Gomer ends up having one child with Hosea before having children from other men, each of them named by Hosea showing what God was going to do with Israel. Eventually, Gomer leaves Hosea altogether, and Hosea has to go and buy her back.
All of this is a picture of the relationship between God and his people. Between his faithfulness and their faithlessness.
In essence, the Biblical account focuses solely on God– it shows how faithful he is in buying her back, and how he was always the good one standing there. It testifies to his unwavering love and paints Gomer in the starkest contrast showing just how filthy we are.
In contrast, Redeeming Love is Angel’s story. We are treated to her terrible backstory filled with vile things that happened to get her to a place where she cannot feel love and the most intimate of things has become something that is flippantly treated. We see her work through the path of feeling again, where she goes from a life where she’s wishing herself dead to one where she actively cares about someone more than herself.
This is her story, not his. And just like that, we cheer that she has babies in the end as if she, through her coming back to Michael in the end and revealing her name has earned the right to be his bride and to bear his children. Her arc is one of redemption and freedom from her past, not because of being redeemed by Michael Hosea (who spent three years praying for her return and did nothing else), but because love conquered.

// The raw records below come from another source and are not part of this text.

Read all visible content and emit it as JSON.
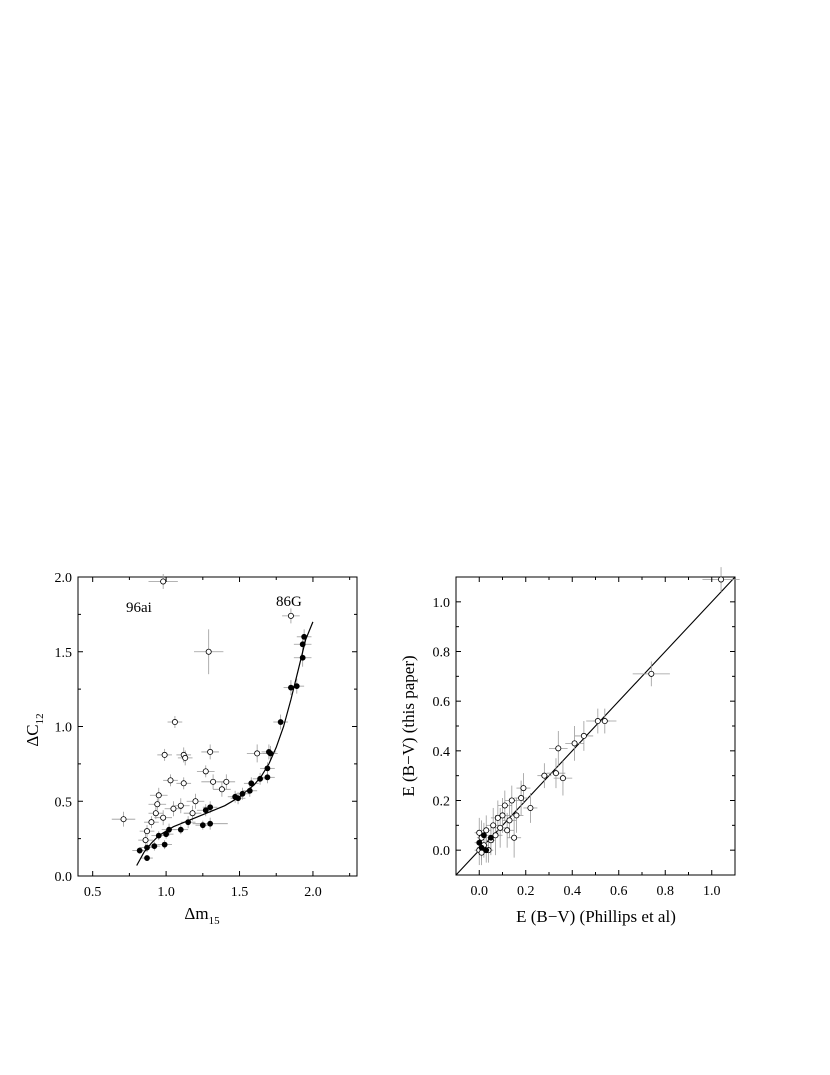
{
  "chart_data": [
    {
      "type": "scatter",
      "xlabel": "Δm",
      "xlabel_sub": "15",
      "ylabel": "ΔC",
      "ylabel_sub": "12",
      "xlim": [
        0.4,
        2.3
      ],
      "ylim": [
        0.0,
        2.0
      ],
      "xticks": [
        "0.5",
        "1.0",
        "1.5",
        "2.0"
      ],
      "yticks": [
        "0.0",
        "0.5",
        "1.0",
        "1.5",
        "2.0"
      ],
      "grid": false,
      "annotations": [
        {
          "text": "96ai",
          "x": 0.94,
          "y": 1.84
        },
        {
          "text": "86G",
          "x": 1.81,
          "y": 1.77
        }
      ],
      "series": [
        {
          "marker": "filled-circle",
          "points": [
            {
              "x": 0.82,
              "y": 0.17,
              "ex": 0.05,
              "ey": 0.02
            },
            {
              "x": 0.87,
              "y": 0.12,
              "ex": 0.04,
              "ey": 0.02
            },
            {
              "x": 0.87,
              "y": 0.19,
              "ex": 0.05,
              "ey": 0.03
            },
            {
              "x": 0.92,
              "y": 0.2,
              "ex": 0.04,
              "ey": 0.03
            },
            {
              "x": 0.95,
              "y": 0.27,
              "ex": 0.05,
              "ey": 0.03
            },
            {
              "x": 0.99,
              "y": 0.21,
              "ex": 0.05,
              "ey": 0.03
            },
            {
              "x": 1.0,
              "y": 0.28,
              "ex": 0.05,
              "ey": 0.03
            },
            {
              "x": 1.02,
              "y": 0.31,
              "ex": 0.05,
              "ey": 0.04
            },
            {
              "x": 1.1,
              "y": 0.31,
              "ex": 0.05,
              "ey": 0.03
            },
            {
              "x": 1.15,
              "y": 0.36,
              "ex": 0.05,
              "ey": 0.04
            },
            {
              "x": 1.25,
              "y": 0.34,
              "ex": 0.05,
              "ey": 0.03
            },
            {
              "x": 1.27,
              "y": 0.44,
              "ex": 0.06,
              "ey": 0.04
            },
            {
              "x": 1.3,
              "y": 0.35,
              "ex": 0.12,
              "ey": 0.04
            },
            {
              "x": 1.3,
              "y": 0.46,
              "ex": 0.05,
              "ey": 0.04
            },
            {
              "x": 1.47,
              "y": 0.53,
              "ex": 0.05,
              "ey": 0.04
            },
            {
              "x": 1.49,
              "y": 0.52,
              "ex": 0.05,
              "ey": 0.04
            },
            {
              "x": 1.52,
              "y": 0.55,
              "ex": 0.05,
              "ey": 0.04
            },
            {
              "x": 1.57,
              "y": 0.57,
              "ex": 0.05,
              "ey": 0.04
            },
            {
              "x": 1.58,
              "y": 0.62,
              "ex": 0.05,
              "ey": 0.04
            },
            {
              "x": 1.64,
              "y": 0.65,
              "ex": 0.05,
              "ey": 0.04
            },
            {
              "x": 1.69,
              "y": 0.66,
              "ex": 0.05,
              "ey": 0.04
            },
            {
              "x": 1.69,
              "y": 0.72,
              "ex": 0.05,
              "ey": 0.04
            },
            {
              "x": 1.7,
              "y": 0.83,
              "ex": 0.05,
              "ey": 0.05
            },
            {
              "x": 1.71,
              "y": 0.82,
              "ex": 0.05,
              "ey": 0.05
            },
            {
              "x": 1.78,
              "y": 1.03,
              "ex": 0.05,
              "ey": 0.05
            },
            {
              "x": 1.85,
              "y": 1.26,
              "ex": 0.05,
              "ey": 0.05
            },
            {
              "x": 1.89,
              "y": 1.27,
              "ex": 0.05,
              "ey": 0.05
            },
            {
              "x": 1.93,
              "y": 1.46,
              "ex": 0.06,
              "ey": 0.06
            },
            {
              "x": 1.93,
              "y": 1.55,
              "ex": 0.06,
              "ey": 0.06
            },
            {
              "x": 1.94,
              "y": 1.6,
              "ex": 0.05,
              "ey": 0.05
            }
          ]
        },
        {
          "marker": "open-circle",
          "points": [
            {
              "x": 0.71,
              "y": 0.38,
              "ex": 0.08,
              "ey": 0.05
            },
            {
              "x": 0.86,
              "y": 0.24,
              "ex": 0.05,
              "ey": 0.05
            },
            {
              "x": 0.87,
              "y": 0.3,
              "ex": 0.05,
              "ey": 0.04
            },
            {
              "x": 0.9,
              "y": 0.36,
              "ex": 0.05,
              "ey": 0.04
            },
            {
              "x": 0.93,
              "y": 0.42,
              "ex": 0.05,
              "ey": 0.04
            },
            {
              "x": 0.94,
              "y": 0.48,
              "ex": 0.06,
              "ey": 0.04
            },
            {
              "x": 0.95,
              "y": 0.54,
              "ex": 0.06,
              "ey": 0.05
            },
            {
              "x": 0.98,
              "y": 0.39,
              "ex": 0.06,
              "ey": 0.05
            },
            {
              "x": 0.98,
              "y": 1.97,
              "ex": 0.1,
              "ey": 0.05
            },
            {
              "x": 0.99,
              "y": 0.81,
              "ex": 0.05,
              "ey": 0.04
            },
            {
              "x": 1.03,
              "y": 0.64,
              "ex": 0.05,
              "ey": 0.04
            },
            {
              "x": 1.05,
              "y": 0.45,
              "ex": 0.06,
              "ey": 0.05
            },
            {
              "x": 1.06,
              "y": 1.03,
              "ex": 0.05,
              "ey": 0.04
            },
            {
              "x": 1.1,
              "y": 0.47,
              "ex": 0.06,
              "ey": 0.05
            },
            {
              "x": 1.12,
              "y": 0.81,
              "ex": 0.05,
              "ey": 0.05
            },
            {
              "x": 1.12,
              "y": 0.62,
              "ex": 0.05,
              "ey": 0.04
            },
            {
              "x": 1.13,
              "y": 0.79,
              "ex": 0.05,
              "ey": 0.05
            },
            {
              "x": 1.18,
              "y": 0.42,
              "ex": 0.06,
              "ey": 0.05
            },
            {
              "x": 1.2,
              "y": 0.5,
              "ex": 0.06,
              "ey": 0.05
            },
            {
              "x": 1.27,
              "y": 0.7,
              "ex": 0.06,
              "ey": 0.04
            },
            {
              "x": 1.29,
              "y": 1.5,
              "ex": 0.1,
              "ey": 0.15
            },
            {
              "x": 1.3,
              "y": 0.83,
              "ex": 0.06,
              "ey": 0.05
            },
            {
              "x": 1.32,
              "y": 0.63,
              "ex": 0.08,
              "ey": 0.05
            },
            {
              "x": 1.38,
              "y": 0.58,
              "ex": 0.06,
              "ey": 0.05
            },
            {
              "x": 1.41,
              "y": 0.63,
              "ex": 0.06,
              "ey": 0.05
            },
            {
              "x": 1.62,
              "y": 0.82,
              "ex": 0.07,
              "ey": 0.06
            },
            {
              "x": 1.85,
              "y": 1.74,
              "ex": 0.06,
              "ey": 0.05
            }
          ]
        }
      ],
      "fit_curve": {
        "x": [
          0.8,
          0.85,
          0.9,
          0.95,
          1.0,
          1.05,
          1.1,
          1.15,
          1.2,
          1.25,
          1.3,
          1.35,
          1.4,
          1.45,
          1.5,
          1.55,
          1.6,
          1.65,
          1.7,
          1.75,
          1.8,
          1.85,
          1.9,
          1.95,
          2.0
        ],
        "y": [
          0.07,
          0.16,
          0.22,
          0.27,
          0.3,
          0.33,
          0.35,
          0.37,
          0.39,
          0.41,
          0.43,
          0.45,
          0.47,
          0.5,
          0.53,
          0.57,
          0.61,
          0.67,
          0.75,
          0.86,
          1.0,
          1.18,
          1.38,
          1.58,
          1.7
        ]
      }
    },
    {
      "type": "scatter",
      "xlabel": "E (B−V) (Phillips et al)",
      "ylabel": "E (B−V) (this paper)",
      "xlim": [
        -0.1,
        1.1
      ],
      "ylim": [
        -0.1,
        1.1
      ],
      "xticks": [
        "0.0",
        "0.2",
        "0.4",
        "0.6",
        "0.8",
        "1.0"
      ],
      "yticks": [
        "0.0",
        "0.2",
        "0.4",
        "0.6",
        "0.8",
        "1.0"
      ],
      "grid": false,
      "identity_line": true,
      "series": [
        {
          "marker": "open-circle",
          "points": [
            {
              "x": 0.0,
              "y": 0.0,
              "ex": 0.02,
              "ey": 0.06
            },
            {
              "x": 0.01,
              "y": 0.05,
              "ex": 0.02,
              "ey": 0.07
            },
            {
              "x": 0.0,
              "y": 0.07,
              "ex": 0.02,
              "ey": 0.06
            },
            {
              "x": 0.02,
              "y": 0.02,
              "ex": 0.02,
              "ey": 0.05
            },
            {
              "x": 0.03,
              "y": 0.08,
              "ex": 0.02,
              "ey": 0.06
            },
            {
              "x": 0.01,
              "y": -0.01,
              "ex": 0.02,
              "ey": 0.05
            },
            {
              "x": 0.05,
              "y": 0.04,
              "ex": 0.02,
              "ey": 0.06
            },
            {
              "x": 0.04,
              "y": 0.0,
              "ex": 0.02,
              "ey": 0.05
            },
            {
              "x": 0.06,
              "y": 0.1,
              "ex": 0.03,
              "ey": 0.07
            },
            {
              "x": 0.07,
              "y": 0.06,
              "ex": 0.03,
              "ey": 0.08
            },
            {
              "x": 0.08,
              "y": 0.13,
              "ex": 0.03,
              "ey": 0.07
            },
            {
              "x": 0.09,
              "y": 0.09,
              "ex": 0.03,
              "ey": 0.08
            },
            {
              "x": 0.1,
              "y": 0.14,
              "ex": 0.03,
              "ey": 0.07
            },
            {
              "x": 0.11,
              "y": 0.18,
              "ex": 0.03,
              "ey": 0.06
            },
            {
              "x": 0.12,
              "y": 0.08,
              "ex": 0.03,
              "ey": 0.07
            },
            {
              "x": 0.13,
              "y": 0.12,
              "ex": 0.03,
              "ey": 0.07
            },
            {
              "x": 0.14,
              "y": 0.2,
              "ex": 0.03,
              "ey": 0.06
            },
            {
              "x": 0.15,
              "y": 0.05,
              "ex": 0.03,
              "ey": 0.08
            },
            {
              "x": 0.16,
              "y": 0.14,
              "ex": 0.03,
              "ey": 0.07
            },
            {
              "x": 0.18,
              "y": 0.21,
              "ex": 0.03,
              "ey": 0.07
            },
            {
              "x": 0.19,
              "y": 0.25,
              "ex": 0.03,
              "ey": 0.06
            },
            {
              "x": 0.22,
              "y": 0.17,
              "ex": 0.03,
              "ey": 0.06
            },
            {
              "x": 0.28,
              "y": 0.3,
              "ex": 0.03,
              "ey": 0.05
            },
            {
              "x": 0.33,
              "y": 0.31,
              "ex": 0.04,
              "ey": 0.06
            },
            {
              "x": 0.34,
              "y": 0.41,
              "ex": 0.04,
              "ey": 0.07
            },
            {
              "x": 0.36,
              "y": 0.29,
              "ex": 0.04,
              "ey": 0.07
            },
            {
              "x": 0.41,
              "y": 0.43,
              "ex": 0.04,
              "ey": 0.07
            },
            {
              "x": 0.45,
              "y": 0.46,
              "ex": 0.04,
              "ey": 0.06
            },
            {
              "x": 0.51,
              "y": 0.52,
              "ex": 0.05,
              "ey": 0.05
            },
            {
              "x": 0.54,
              "y": 0.52,
              "ex": 0.05,
              "ey": 0.05
            },
            {
              "x": 0.74,
              "y": 0.71,
              "ex": 0.08,
              "ey": 0.05
            },
            {
              "x": 1.04,
              "y": 1.09,
              "ex": 0.08,
              "ey": 0.05
            }
          ]
        },
        {
          "marker": "filled-circle",
          "points": [
            {
              "x": 0.0,
              "y": 0.03,
              "ex": 0.02,
              "ey": 0.05
            },
            {
              "x": 0.01,
              "y": 0.01,
              "ex": 0.02,
              "ey": 0.05
            },
            {
              "x": 0.02,
              "y": 0.06,
              "ex": 0.02,
              "ey": 0.05
            },
            {
              "x": 0.03,
              "y": 0.0,
              "ex": 0.02,
              "ey": 0.05
            },
            {
              "x": 0.05,
              "y": 0.05,
              "ex": 0.02,
              "ey": 0.05
            }
          ]
        }
      ]
    }
  ]
}
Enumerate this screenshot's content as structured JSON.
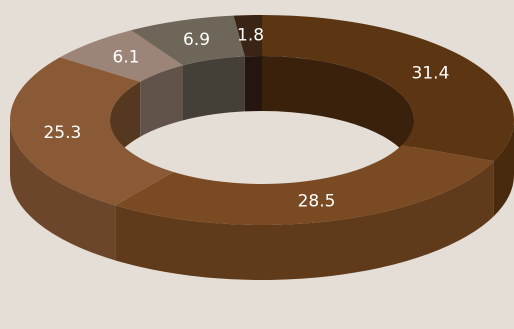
{
  "chart_data": {
    "type": "pie",
    "variant": "3d-donut",
    "slices": [
      {
        "label": "31.4",
        "value": 31.4,
        "color": "#5c3613"
      },
      {
        "label": "28.5",
        "value": 28.5,
        "color": "#7a4a22"
      },
      {
        "label": "25.3",
        "value": 25.3,
        "color": "#8a5a36"
      },
      {
        "label": "6.1",
        "value": 6.1,
        "color": "#9c8478"
      },
      {
        "label": "6.9",
        "value": 6.9,
        "color": "#6e6658"
      },
      {
        "label": "1.8",
        "value": 1.8,
        "color": "#3a2416"
      }
    ],
    "background": "#e5ded6"
  }
}
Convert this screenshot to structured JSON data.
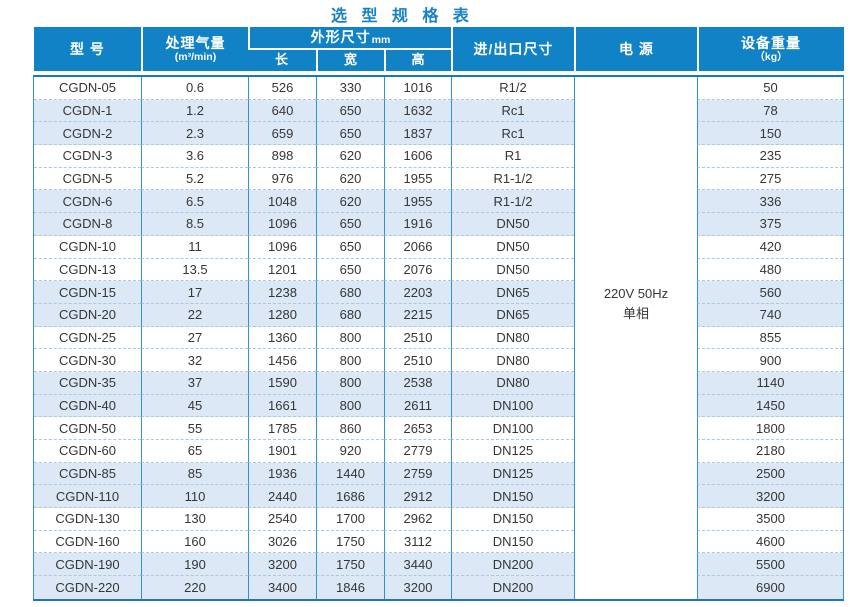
{
  "title": "选 型 规 格 表",
  "colors": {
    "header_bg": "#1082c5",
    "title_text": "#1a82c4",
    "stripe_row": "#dce8f5",
    "grid_line": "#3094cc",
    "dashed_line": "#a9c9e2",
    "outer_border": "#1d77b5"
  },
  "table": {
    "headers": {
      "model": "型 号",
      "airflow": "处理气量",
      "airflow_unit": "(m³/min)",
      "dims": "外形尺寸",
      "dims_unit": "mm",
      "length": "长",
      "width": "宽",
      "height": "高",
      "port": "进/出口尺寸",
      "power": "电 源",
      "weight": "设备重量",
      "weight_unit": "（kg）"
    },
    "power_value": [
      "220V 50Hz",
      "单相"
    ],
    "rows": [
      [
        "CGDN-05",
        "0.6",
        "526",
        "330",
        "1016",
        "R1/2",
        "50"
      ],
      [
        "CGDN-1",
        "1.2",
        "640",
        "650",
        "1632",
        "Rc1",
        "78"
      ],
      [
        "CGDN-2",
        "2.3",
        "659",
        "650",
        "1837",
        "Rc1",
        "150"
      ],
      [
        "CGDN-3",
        "3.6",
        "898",
        "620",
        "1606",
        "R1",
        "235"
      ],
      [
        "CGDN-5",
        "5.2",
        "976",
        "620",
        "1955",
        "R1-1/2",
        "275"
      ],
      [
        "CGDN-6",
        "6.5",
        "1048",
        "620",
        "1955",
        "R1-1/2",
        "336"
      ],
      [
        "CGDN-8",
        "8.5",
        "1096",
        "650",
        "1916",
        "DN50",
        "375"
      ],
      [
        "CGDN-10",
        "11",
        "1096",
        "650",
        "2066",
        "DN50",
        "420"
      ],
      [
        "CGDN-13",
        "13.5",
        "1201",
        "650",
        "2076",
        "DN50",
        "480"
      ],
      [
        "CGDN-15",
        "17",
        "1238",
        "680",
        "2203",
        "DN65",
        "560"
      ],
      [
        "CGDN-20",
        "22",
        "1280",
        "680",
        "2215",
        "DN65",
        "740"
      ],
      [
        "CGDN-25",
        "27",
        "1360",
        "800",
        "2510",
        "DN80",
        "855"
      ],
      [
        "CGDN-30",
        "32",
        "1456",
        "800",
        "2510",
        "DN80",
        "900"
      ],
      [
        "CGDN-35",
        "37",
        "1590",
        "800",
        "2538",
        "DN80",
        "1140"
      ],
      [
        "CGDN-40",
        "45",
        "1661",
        "800",
        "2611",
        "DN100",
        "1450"
      ],
      [
        "CGDN-50",
        "55",
        "1785",
        "860",
        "2653",
        "DN100",
        "1800"
      ],
      [
        "CGDN-60",
        "65",
        "1901",
        "920",
        "2779",
        "DN125",
        "2180"
      ],
      [
        "CGDN-85",
        "85",
        "1936",
        "1440",
        "2759",
        "DN125",
        "2500"
      ],
      [
        "CGDN-110",
        "110",
        "2440",
        "1686",
        "2912",
        "DN150",
        "3200"
      ],
      [
        "CGDN-130",
        "130",
        "2540",
        "1700",
        "2962",
        "DN150",
        "3500"
      ],
      [
        "CGDN-160",
        "160",
        "3026",
        "1750",
        "3112",
        "DN150",
        "4600"
      ],
      [
        "CGDN-190",
        "190",
        "3200",
        "1750",
        "3440",
        "DN200",
        "5500"
      ],
      [
        "CGDN-220",
        "220",
        "3400",
        "1846",
        "3200",
        "DN200",
        "6900"
      ]
    ]
  }
}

So I would say that the only way that this echoes the book of Hosea is the name and that the woman the man was to marry was a prostitute.
Recommendation
It is a powerful story, and like most redemption arcs, the beginning has to be bad in order for the payoff to be worth it. As such the beginning is very vile, constantly on the line with this kind of material about what is worth showing and not showing. It is definitely not for the unmarried individual.
I wouldn’t go to this movie or book expecting to learn much about the Biblical passages. The emotional passages can make you feel how deep unconditional love is by the many times that Angel leaves and then returns, but the attachment to God’s love isn’t there in this movie– as its focus is on her.